Live Review: Passenger, Stu Larsen at Academy, 14/10/13

Passenger:VitoAndreoni1 copyIt’s not often you go to a sold out concert at the Academy and it’s just one man and his guitar on stage, but that’s exactly what happened tonight.

Passenger were originally a folk band from Brighton formed in 2003, with their debut album Wicked Man’s Rest being released in 2007, however in 2009 they broke up.

Since then, lead singer Mike Rosenberg has chosen to keep the stage name Passenger and has busked across the world, before releasing his debut album All The Little Lights in 2012.

Since then, you haven’t been able to go anywhere without his chart topping song ‘Let Her Go’ being played.

Rosenberg’s best friend, and van driver is also a musician, Stu Larsen, and he opens the show.

Essentially, he’s a good singer, he just doesn’t seem to capture the audience as much as Rosenberg, although he does try to involve the audience by covering Coldplay’s ‘Fix You’ and encouraging everyone to sing along, much to peoples dismay.

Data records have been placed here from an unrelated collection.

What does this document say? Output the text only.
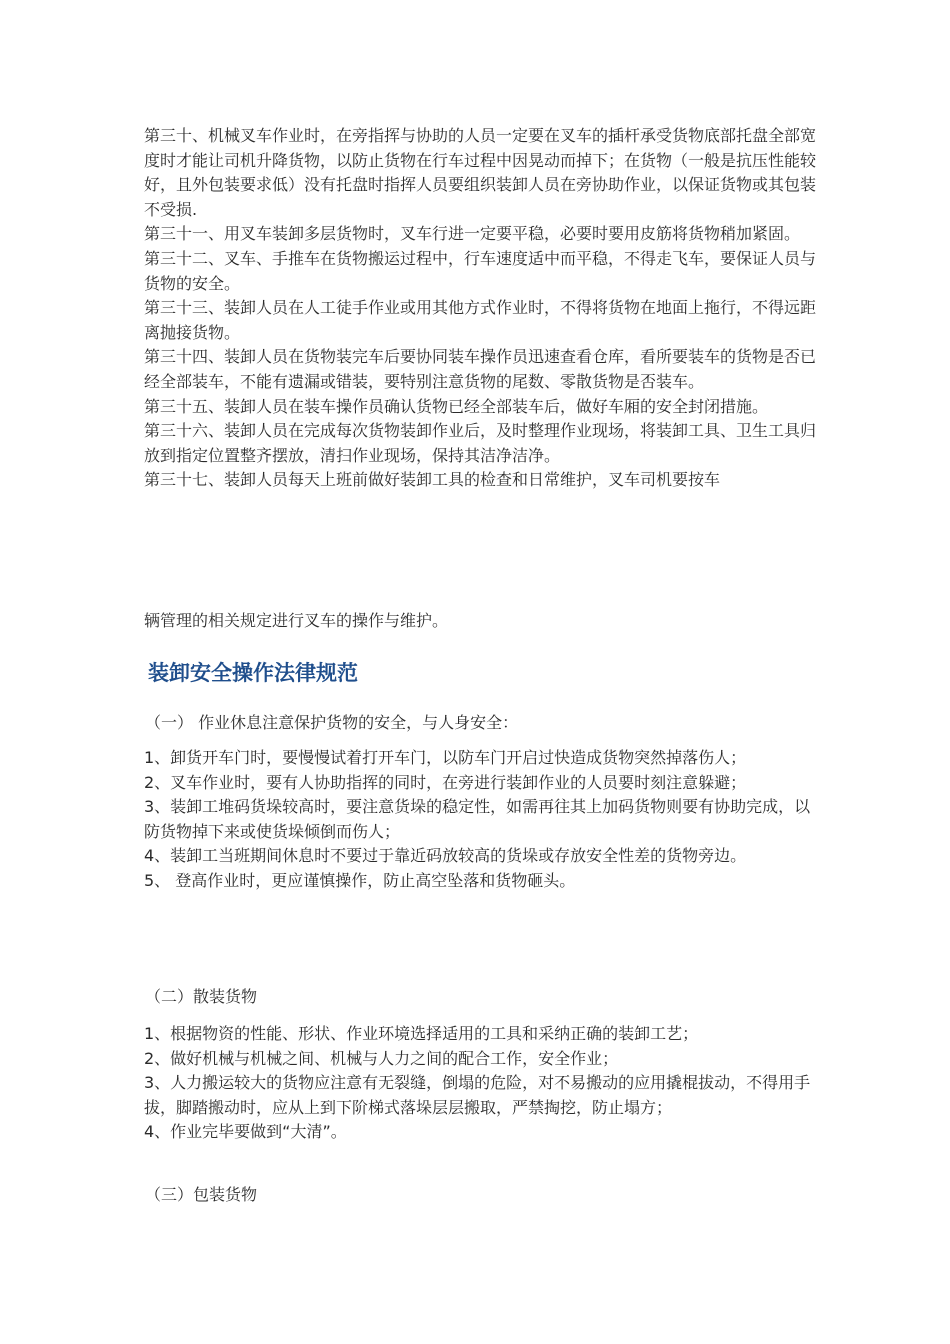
第三十、机械叉车作业时，在旁指挥与协助的人员一定要在叉车的插杆承受货物底部托盘全部宽度时才能让司机升降货物，以防止货物在行车过程中因晃动而掉下；在货物（一般是抗压性能较好，且外包装要求低）没有托盘时指挥人员要组织装卸人员在旁协助作业，以保证货物或其包装不受损.

第三十一、用叉车装卸多层货物时，叉车行进一定要平稳，必要时要用皮筋将货物稍加紧固。

第三十二、叉车、手推车在货物搬运过程中，行车速度适中而平稳，不得走飞车，要保证人员与货物的安全。

第三十三、装卸人员在人工徒手作业或用其他方式作业时，不得将货物在地面上拖行，不得远距离抛接货物。

第三十四、装卸人员在货物装完车后要协同装车操作员迅速查看仓库，看所要装车的货物是否已经全部装车，不能有遗漏或错装，要特别注意货物的尾数、零散货物是否装车。

第三十五、装卸人员在装车操作员确认货物已经全部装车后，做好车厢的安全封闭措施。

第三十六、装卸人员在完成每次货物装卸作业后，及时整理作业现场，将装卸工具、卫生工具归放到指定位置整齐摆放，清扫作业现场，保持其洁净洁净。

第三十七、装卸人员每天上班前做好装卸工具的检查和日常维护，叉车司机要按车

辆管理的相关规定进行叉车的操作与维护。

装卸安全操作法律规范

（一） 作业休息注意保护货物的安全，与人身安全：

1、卸货开车门时，要慢慢试着打开车门，以防车门开启过快造成货物突然掉落伤人；

2、叉车作业时，要有人协助指挥的同时，在旁进行装卸作业的人员要时刻注意躲避；

3、装卸工堆码货垛较高时，要注意货垛的稳定性，如需再往其上加码货物则要有协助完成，以防货物掉下来或使货垛倾倒而伤人；

4、装卸工当班期间休息时不要过于靠近码放较高的货垛或存放安全性差的货物旁边。

5、 登高作业时，更应谨慎操作，防止高空坠落和货物砸头。

（二）散装货物

1、根据物资的性能、形状、作业环境选择适用的工具和采纳正确的装卸工艺；

2、做好机械与机械之间、机械与人力之间的配合工作，安全作业；

3、人力搬运较大的货物应注意有无裂缝，倒塌的危险，对不易搬动的应用撬棍拔动，不得用手拔，脚踏搬动时，应从上到下阶梯式落垛层层搬取，严禁掏挖，防止塌方；

4、作业完毕要做到“大清”。

（三）包装货物
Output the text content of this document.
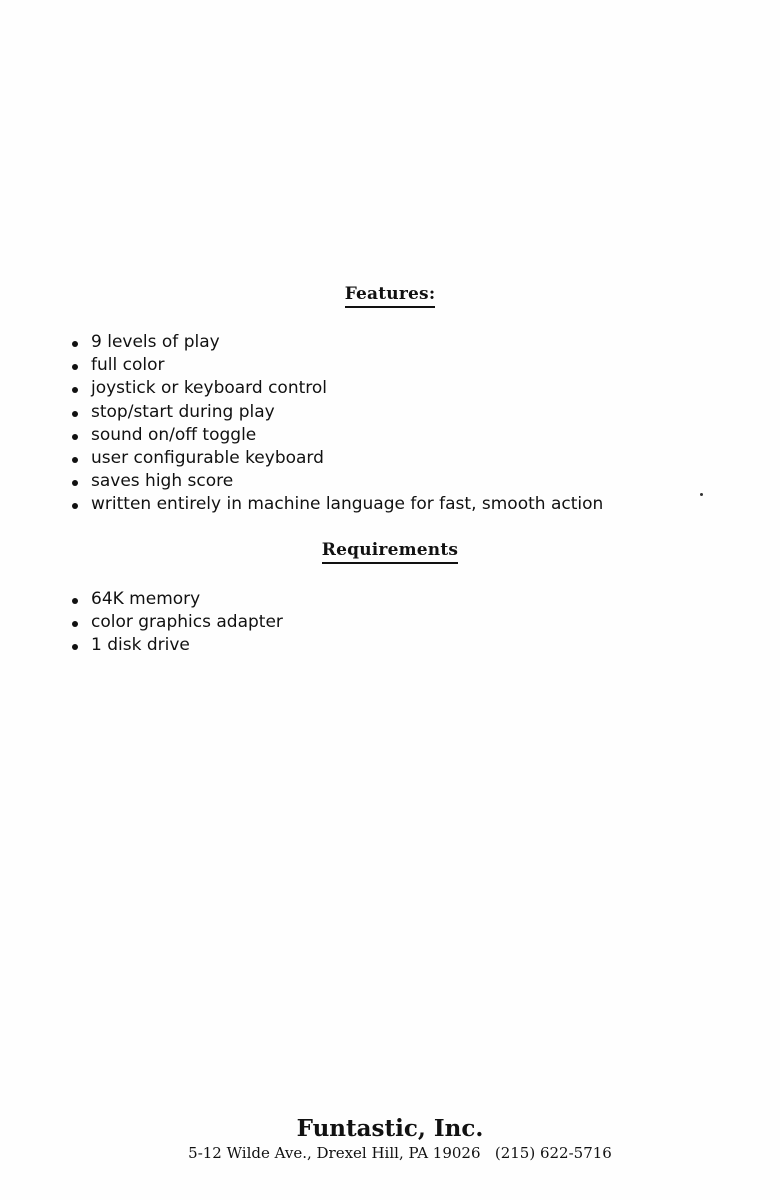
Features:
9 levels of play
full color
joystick or keyboard control
stop/start during play
sound on/off toggle
user configurable keyboard
saves high score
written entirely in machine language for fast, smooth action
Requirements
64K memory
color graphics adapter
1 disk drive
Funtastic, Inc.
5-12 Wilde Ave., Drexel Hill, PA 19026 (215) 622-5716
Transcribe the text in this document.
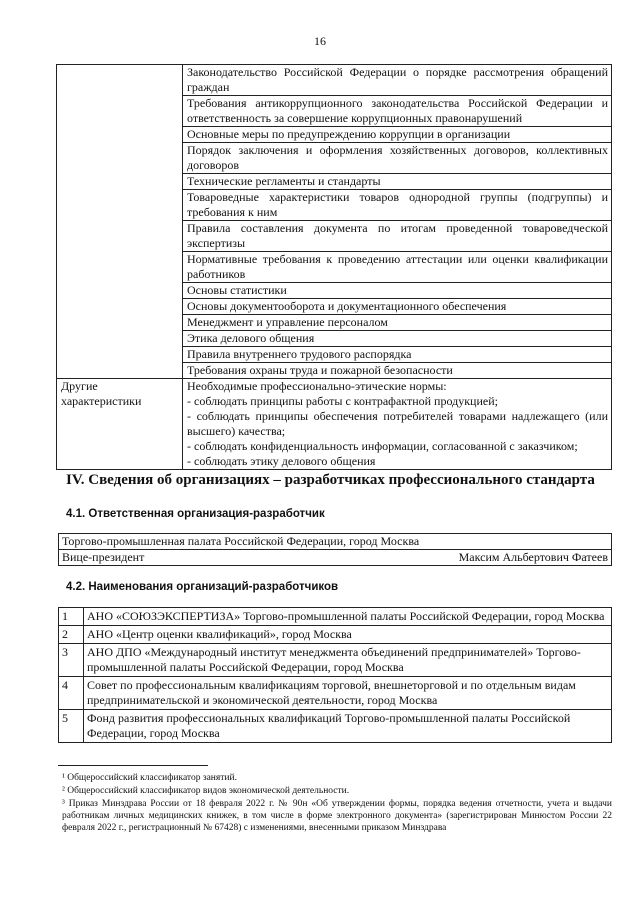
16
	Законодательство Российской Федерации о порядке рассмотрения обращений граждан
	Требования антикоррупционного законодательства Российской Федерации и ответственность за совершение коррупционных правонарушений
	Основные меры по предупреждению коррупции в организации
	Порядок заключения и оформления хозяйственных договоров, коллективных договоров
	Технические регламенты и стандарты
	Товароведные характеристики товаров однородной группы (подгруппы) и требования к ним
	Правила составления документа по итогам проведенной товароведческой экспертизы
	Нормативные требования к проведению аттестации или оценки квалификации работников
	Основы статистики
	Основы документооборота и документационного обеспечения
	Менеджмент и управление персоналом
	Этика делового общения
	Правила внутреннего трудового распорядка
	Требования охраны труда и пожарной безопасности
Другие характеристики	Необходимые профессионально-этические нормы:
- соблюдать принципы работы с контрафактной продукцией;
- соблюдать принципы обеспечения потребителей товарами надлежащего (или высшего) качества;
- соблюдать конфиденциальность информации, согласованной с заказчиком;
- соблюдать этику делового общения
IV. Сведения об организациях – разработчиках профессионального стандарта
4.1. Ответственная организация-разработчик
Торгово-промышленная палата Российской Федерации, город Москва

Вице-президент	Максим Альбертович Фатеев
4.2. Наименования организаций-разработчиков
1	АНО «СОЮЗЭКСПЕРТИЗА» Торгово-промышленной палаты Российской Федерации, город Москва
2	АНО «Центр оценки квалификаций», город Москва
3	АНО ДПО «Международный институт менеджмента объединений предпринимателей» Торгово-промышленной палаты Российской Федерации, город Москва
4	Совет по профессиональным квалификациям торговой, внешнеторговой и по отдельным видам предпринимательской и экономической деятельности, город Москва
5	Фонд развития профессиональных квалификаций Торгово-промышленной палаты Российской Федерации, город Москва
¹ Общероссийский классификатор занятий.
² Общероссийский классификатор видов экономической деятельности.
³ Приказ Минздрава России от 18 февраля 2022 г. № 90н «Об утверждении формы, порядка ведения отчетности, учета и выдачи работникам личных медицинских книжек, в том числе в форме электронного документа» (зарегистрирован Минюстом России 22 февраля 2022 г., регистрационный № 67428) с изменениями, внесенными приказом Минздрава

It’s not often that one man and his guitar can capture the attention of an audience this large, but he manages to do it.

Opening the show with one of his earlier songs ‘Table For One’, which most people don’t seem to know, however the audience still manage to sway to the music.

The slightly drunk crowd still manage to listen to their every command Rosenberg gives them; if he asks for silence, he gets it, if he asks for clapping, he gets it, if he asks for everyone to sing along, he gets it.

His ability to crack jokes inbetween songs keeps the atmosphere light, despite the meaning behind his songs being quite heavy.

Passenger:VitoAndreoni7 copy

Rosenberg gives a brief summary of each song, before launching into it, which is why when he proclaims he’d wrote a new song people listened eagerly waiting to hear it, before covering Daft Punk’s ‘Get Lucky’.

He jokes that he wasn’t going to play his only hit song ‘Let Her Go’ and people seem to take him seriously and begin to reach for their bags and jackets, before he says “of course I’m going to sing it, it’s my only hit”.

As someone who’d spent most of his time previously in Glasgow busking in Buchanan Street and working hard for his success, it’s easy to see why he isn’t a big fan of The X Factor and their ‘stars’, shown in his song ‘I Hate’, “And I hate the X Factor, for murdering music, you bunch of money grabbing pricks”.

He’s someone who’s worked his way to his success and earned every fan he has, and hasn’t cheated his way there like some talent show wannabes.

With his ability to write catchy yet powerful songs, and to capture an audience with only a guitar and his voice, it’s clear that Rosenberg will only get bigger and more recognition for his work, which he truly deserves.